When I was a child, it seemed sun-drenched, joy-filled days often stretched out before me like an opera-length strand of exquisite pearls. My family encountered problems and worries like any other family, but my parents were careful to shield my sisters and me from many of the particular details of their adult concerns. In keeping with the simplistic, ego-centric organization so typical of a child’s mind, if the crisis, injury, or illness didn’t directly affect me, I wasn’t terribly concerned about it.
Adult life has painted a very different picture for me from the blissful days I enjoyed in my childhood. So many things can break or go wrong in the vast world we grow to care about as adults, and they usually occur at the most inopportune times, don’t they? At times the bullets come so furiously that a new skirmish begins before we’ve even caught our breath from the last battle.

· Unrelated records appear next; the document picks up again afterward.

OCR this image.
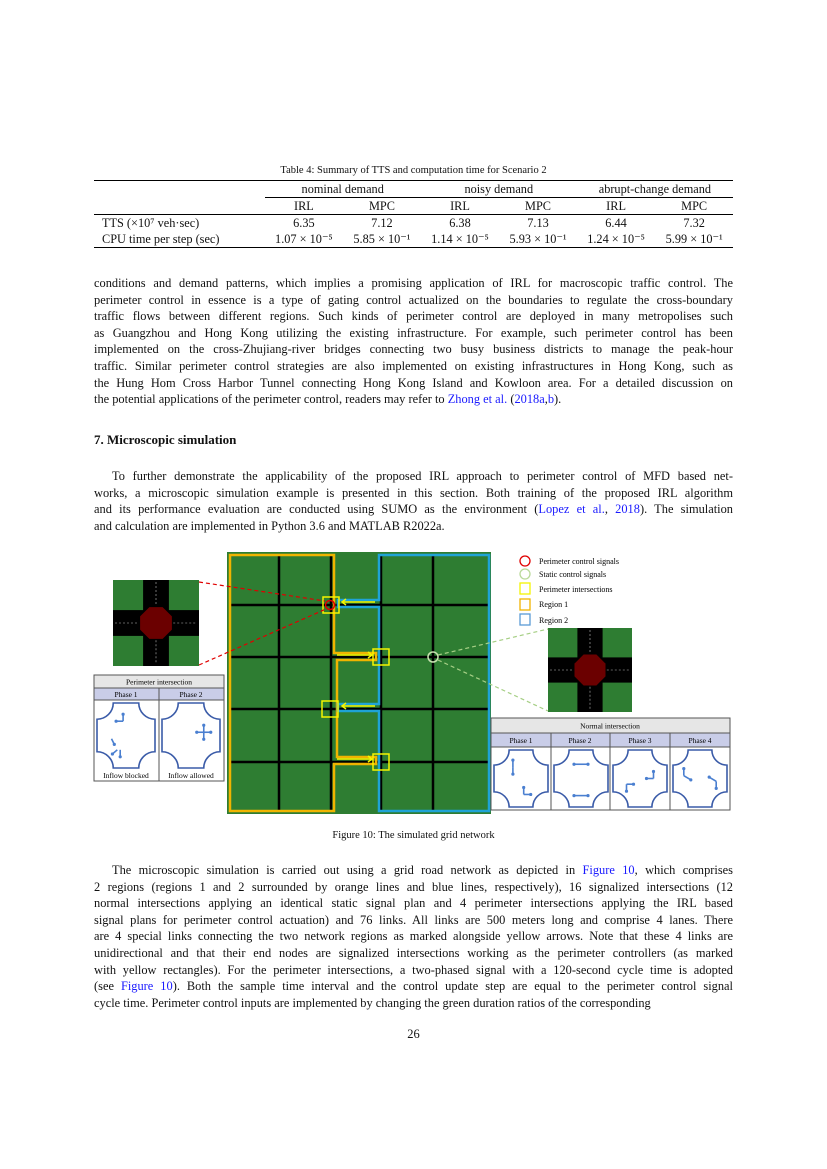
Table 4: Summary of TTS and computation time for Scenario 2
	nominal demand		noisy demand		abrupt-change demand	
	IRL	MPC	IRL	MPC	IRL	MPC
TTS (×10⁷ veh·sec)	6.35	7.12	6.38	7.13	6.44	7.32
CPU time per step (sec)	1.07 × 10⁻⁵	5.85 × 10⁻¹	1.14 × 10⁻⁵	5.93 × 10⁻¹	1.24 × 10⁻⁵	5.99 × 10⁻¹
conditions and demand patterns, which implies a promising application of IRL for macroscopic traffic control. The
perimeter control in essence is a type of gating control actualized on the boundaries to regulate the cross-boundary
traffic flows between different regions. Such kinds of perimeter control are deployed in many metropolises such
as Guangzhou and Hong Kong utilizing the existing infrastructure. For example, such perimeter control has been
implemented on the cross-Zhujiang-river bridges connecting two busy business districts to manage the peak-hour
traffic. Similar perimeter control strategies are also implemented on existing infrastructures in Hong Kong, such as
the Hung Hom Cross Harbor Tunnel connecting Hong Kong Island and Kowloon area. For a detailed discussion on
the potential applications of the perimeter control, readers may refer to Zhong et al. (2018a,b).
7. Microscopic simulation
To further demonstrate the applicability of the proposed IRL approach to perimeter control of MFD based net-
works, a microscopic simulation example is presented in this section. Both training of the proposed IRL algorithm
and its performance evaluation are conducted using SUMO as the environment (Lopez et al., 2018). The simulation
and calculation are implemented in Python 3.6 and MATLAB R2022a.
Perimeter control signals
Static control signals
Perimeter intersections
Region 1
Region 2
Perimeter intersection
Phase 1	Phase 2
Inflow blocked	Inflow allowed
Normal intersection
Phase 1	Phase 2	Phase 3	Phase 4
Figure 10: The simulated grid network
The microscopic simulation is carried out using a grid road network as depicted in Figure 10, which comprises
2 regions (regions 1 and 2 surrounded by orange lines and blue lines, respectively), 16 signalized intersections (12
normal intersections applying an identical static signal plan and 4 perimeter intersections applying the IRL based
signal plans for perimeter control actuation) and 76 links. All links are 500 meters long and comprise 4 lanes. There
are 4 special links connecting the two network regions as marked alongside yellow arrows. Note that these 4 links are
unidirectional and that their end nodes are signalized intersections working as the perimeter controllers (as marked
with yellow rectangles). For the perimeter intersections, a two-phased signal with a 120-second cycle time is adopted
(see Figure 10). Both the sample time interval and the control update step are equal to the perimeter control signal
cycle time. Perimeter control inputs are implemented by changing the green duration ratios of the corresponding
26
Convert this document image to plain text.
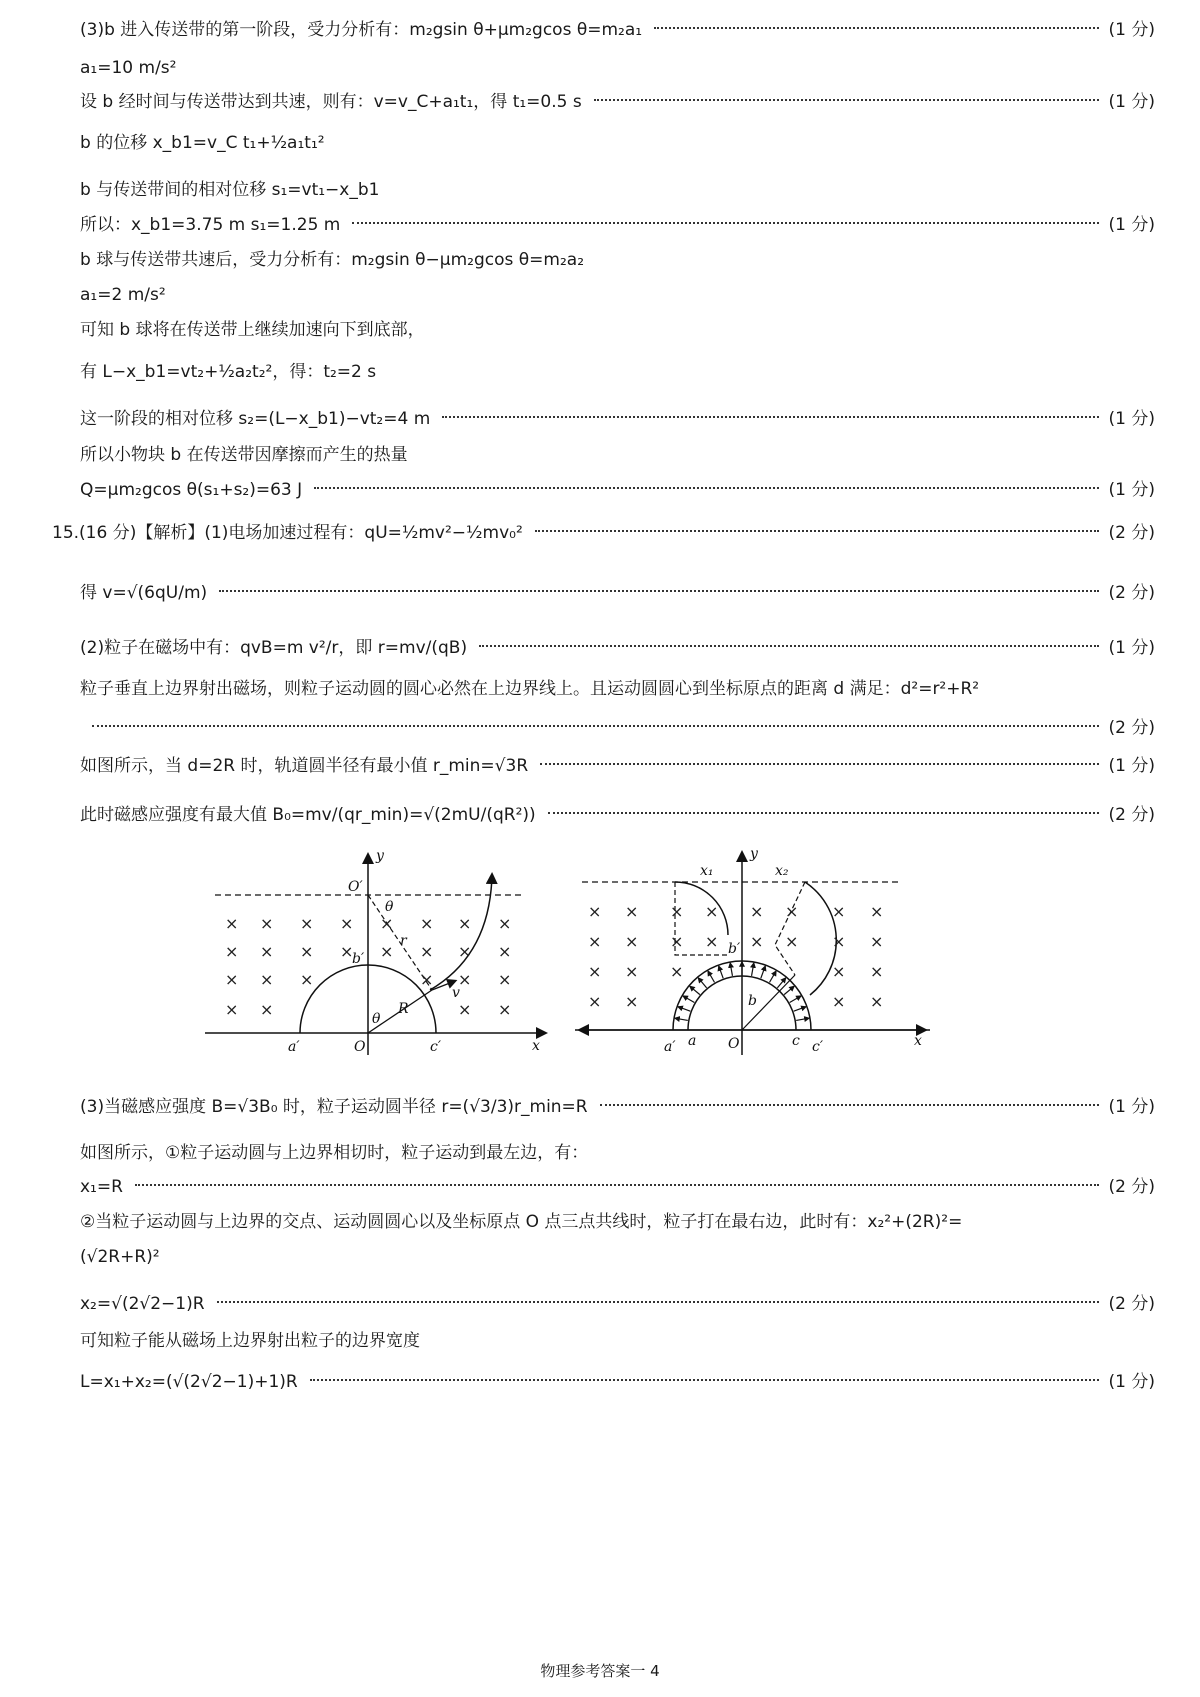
(3)b 进入传送带的第一阶段，受力分析有：m₂gsin θ+μm₂gcos θ=m₂a₁	(1 分)
a₁=10 m/s²
设 b 经时间与传送带达到共速，则有：v=v_C+a₁t₁，得 t₁=0.5 s	(1 分)
b 的位移 x_b1=v_C t₁+½a₁t₁²
b 与传送带间的相对位移 s₁=vt₁−x_b1
所以：x_b1=3.75 m s₁=1.25 m	(1 分)
b 球与传送带共速后，受力分析有：m₂gsin θ−μm₂gcos θ=m₂a₂
a₁=2 m/s²
可知 b 球将在传送带上继续加速向下到底部，
有 L−x_b1=vt₂+½a₂t₂²，得：t₂=2 s
这一阶段的相对位移 s₂=(L−x_b1)−vt₂=4 m	(1 分)
所以小物块 b 在传送带因摩擦而产生的热量
Q=μm₂gcos θ(s₁+s₂)=63 J	(1 分)
15.(16 分)【解析】(1)电场加速过程有：qU=½mv²−½mv₀²	(2 分)
得 v=√(6qU/m)	(2 分)
(2)粒子在磁场中有：qvB=m v²/r，即 r=mv/(qB)	(1 分)
粒子垂直上边界射出磁场，则粒子运动圆的圆心必然在上边界线上。且运动圆圆心到坐标原点的距离 d 满足：d²=r²+R²
(2 分)
如图所示，当 d=2R 时，轨道圆半径有最小值 r_min=√3R	(1 分)
此时磁感应强度有最大值 B₀=mv/(qr_min)=√(2mU/(qR²))	(2 分)
(3)当磁感应强度 B=√3B₀ 时，粒子运动圆半径 r=(√3/3)r_min=R	(1 分)
如图所示，①粒子运动圆与上边界相切时，粒子运动到最左边，有：
x₁=R	(2 分)
②当粒子运动圆与上边界的交点、运动圆圆心以及坐标原点 O 点三点共线时，粒子打在最右边，此时有：x₂²+(2R)²=
(√2R+R)²
x₂=√(2√2−1)R	(2 分)
可知粒子能从磁场上边界射出粒子的边界宽度
L=x₁+x₂=(√(2√2−1)+1)R	(1 分)
× × × × × × × ×
× × × × × × × ×
× × ×	× × ×
× ×	× ×
y
x
O
O′
θ
θ
r
R
v
b′
a′	c′
× × × × × × × ×
× × × × × × × ×
× × ×	× ×
× ×	× ×
y
x
O
x₁	x₂
b
b′
a
a′	c c′
物理参考答案一 4
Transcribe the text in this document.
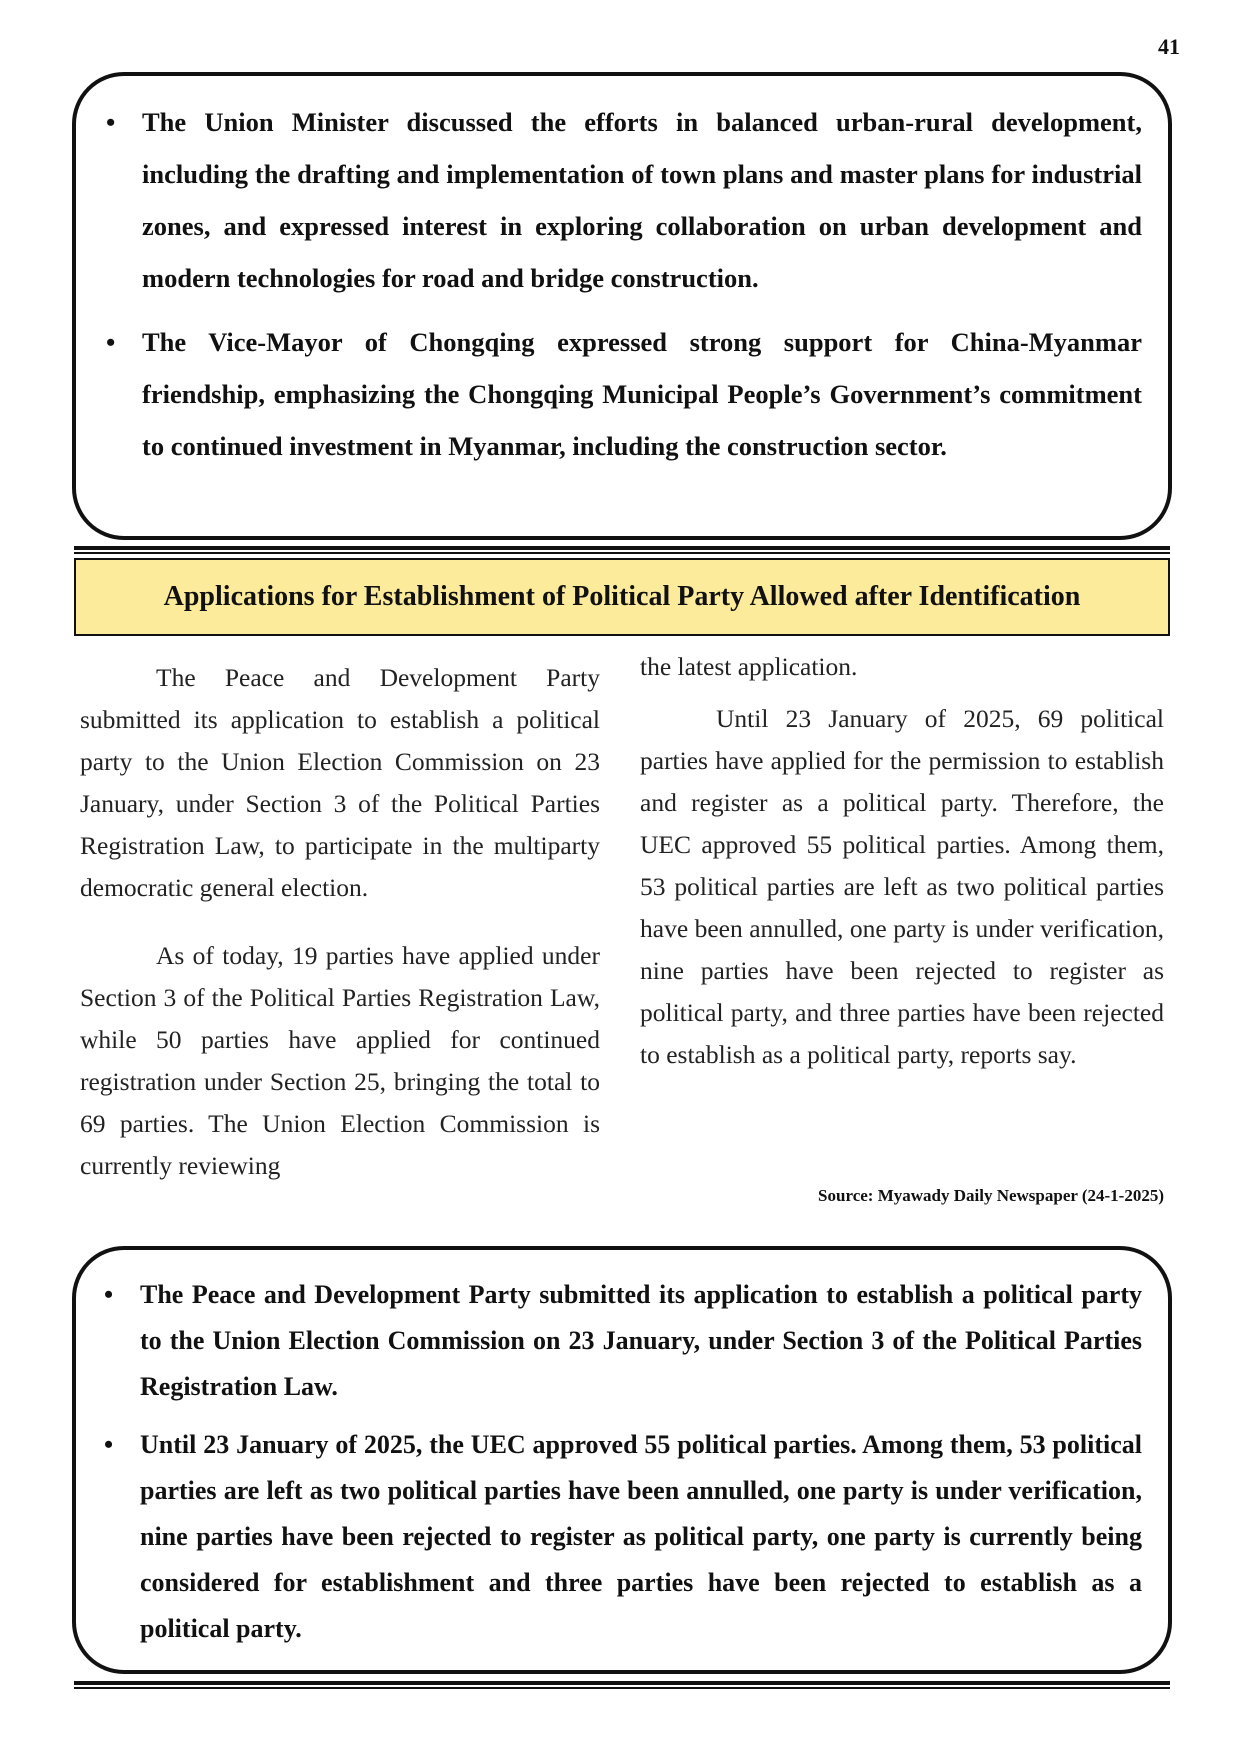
41
• The Union Minister discussed the efforts in balanced urban-rural development, including the drafting and implementation of town plans and master plans for industrial zones, and expressed interest in exploring collaboration on urban development and modern technologies for road and bridge construction.
• The Vice-Mayor of Chongqing expressed strong support for China-Myanmar friendship, emphasizing the Chongqing Municipal People’s Government’s commitment to continued investment in Myanmar, including the construction sector.
Applications for Establishment of Political Party Allowed after Identification

The Peace and Development Party submitted its application to establish a political party to the Union Election Commission on 23 January, under Section 3 of the Political Parties Registration Law, to participate in the multiparty democratic general election.

As of today, 19 parties have applied under Section 3 of the Political Parties Registration Law, while 50 parties have applied for continued registration under Section 25, bringing the total to 69 parties. The Union Election Commission is currently reviewing

the latest application.

Until 23 January of 2025, 69 political parties have applied for the permission to establish and register as a political party. Therefore, the UEC approved 55 political parties. Among them, 53 political parties are left as two political parties have been annulled, one party is under verification, nine parties have been rejected to register as political party, and three parties have been rejected to establish as a political party, reports say.

Source: Myawady Daily Newspaper (24-1-2025)
• The Peace and Development Party submitted its application to establish a political party to the Union Election Commission on 23 January, under Section 3 of the Political Parties Registration Law.
• Until 23 January of 2025, the UEC approved 55 political parties. Among them, 53 political parties are left as two political parties have been annulled, one party is under verification, nine parties have been rejected to register as political party, one party is currently being considered for establishment and three parties have been rejected to establish as a political party.
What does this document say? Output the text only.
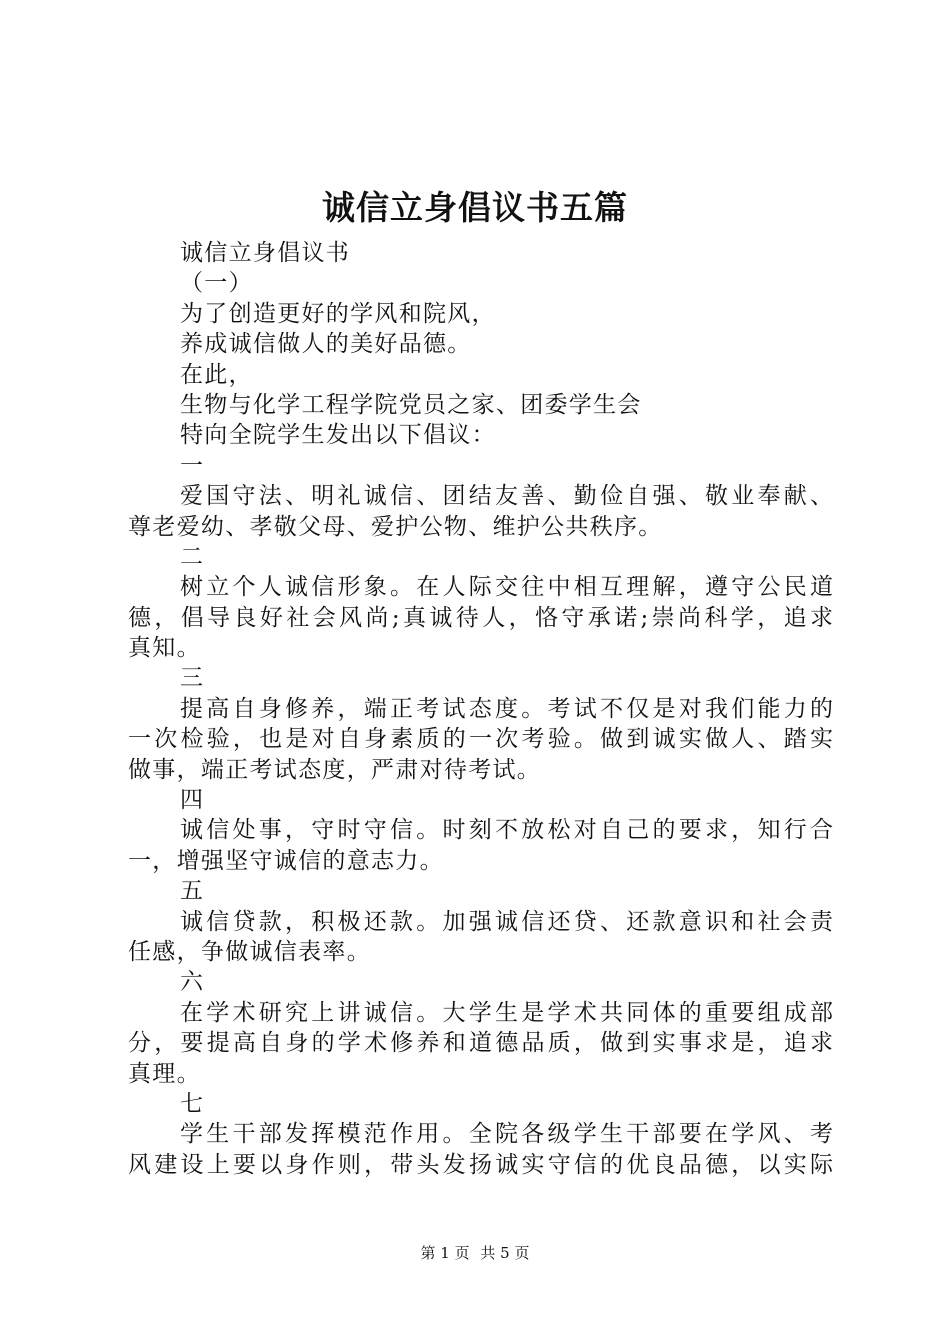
诚信立身倡议书五篇
诚信立身倡议书
（一）
为了创造更好的学风和院风，
养成诚信做人的美好品德。
在此，
生物与化学工程学院党员之家、团委学生会
特向全院学生发出以下倡议：
一
爱国守法、明礼诚信、团结友善、勤俭自强、敬业奉献、
尊老爱幼、孝敬父母、爱护公物、维护公共秩序。
二
树立个人诚信形象。在人际交往中相互理解，遵守公民道
德，倡导良好社会风尚;真诚待人，恪守承诺;崇尚科学，追求
真知。
三
提高自身修养，端正考试态度。考试不仅是对我们能力的
一次检验，也是对自身素质的一次考验。做到诚实做人、踏实
做事，端正考试态度，严肃对待考试。
四
诚信处事，守时守信。时刻不放松对自己的要求，知行合
一，增强坚守诚信的意志力。
五
诚信贷款，积极还款。加强诚信还贷、还款意识和社会责
任感，争做诚信表率。
六
在学术研究上讲诚信。大学生是学术共同体的重要组成部
分，要提高自身的学术修养和道德品质，做到实事求是，追求
真理。
七
学生干部发挥模范作用。全院各级学生干部要在学风、考
风建设上要以身作则，带头发扬诚实守信的优良品德，以实际
第 1 页 共 5 页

But more often than not, we’re likely to encounter joy and sorrow co-mingled in the same short space of time. Most days we live in the midst of the tension between shadow and light, where shadow tempts us to despair and light calls us like a siren to deeper hope. While our preference is to avoid the shadows and stay perpetually grounded in the light, there is no classroom like the shadowland to teach us to find God in all things.
Last weekend, within the span of just a few short hours, I received the joyful news that my oldest son got engaged and the sad news that my daughter had sustained yet another concussion while away at college. The shadow that fell on our daughter’s well-being threatened to eclipse the light of celebration of our son’s engagement.
All is grace
How do we stay strong and keep the faith when a crisis threatens our joy? How do we live with hope in both the promised land and the shadowland? When you’ve just hit a grand slam, is it even possible to be at peace with a strike out?
My tendency is to rejoice in the good times and to recoil at the bad. Even the labels I associate with them pronounce my judgment over them—good and bad.
But my training as a spiritual director and my study of Ignatian spirituality is teaching me a different way. Ignatius of Loyola taught that “all is grace,” meaning everything is a gift from the hand of God. Everything. The good, and the bad. The invitation to receive everything as grace draws us to the practice of finding God in all things, the shadow as well as the light.
Perhaps that’s why we read these words in the Book of Job—believed by many to be the most ancient writing in all of Scripture, “Shall we accept good from God and not trouble?” Can a shift in mindset to view all as grace help us find the presence of God in all things, the good as well as the bad?
Looking for grace in my daughter’s injury opens my eyes to see things differently. I recognize her God-given maturity and wisdom to know she needed to come home to heal, and I silently give thanks. I savor the unexpected gift of having her home for the week, and I thank God for this gift. I choose to believe God is working this for good in her life, even if I never understand it, and I am reminded of his presence with her. Recognizing unexpected disappointments as grace frees me from wanting to change things I cannot change, and invites me instead to let it be.
I’d still prefer to receive news of engagements rather than concussions, but the practice of accepting all as grace allows me to find God in all things, and that keeps me grounded in the light.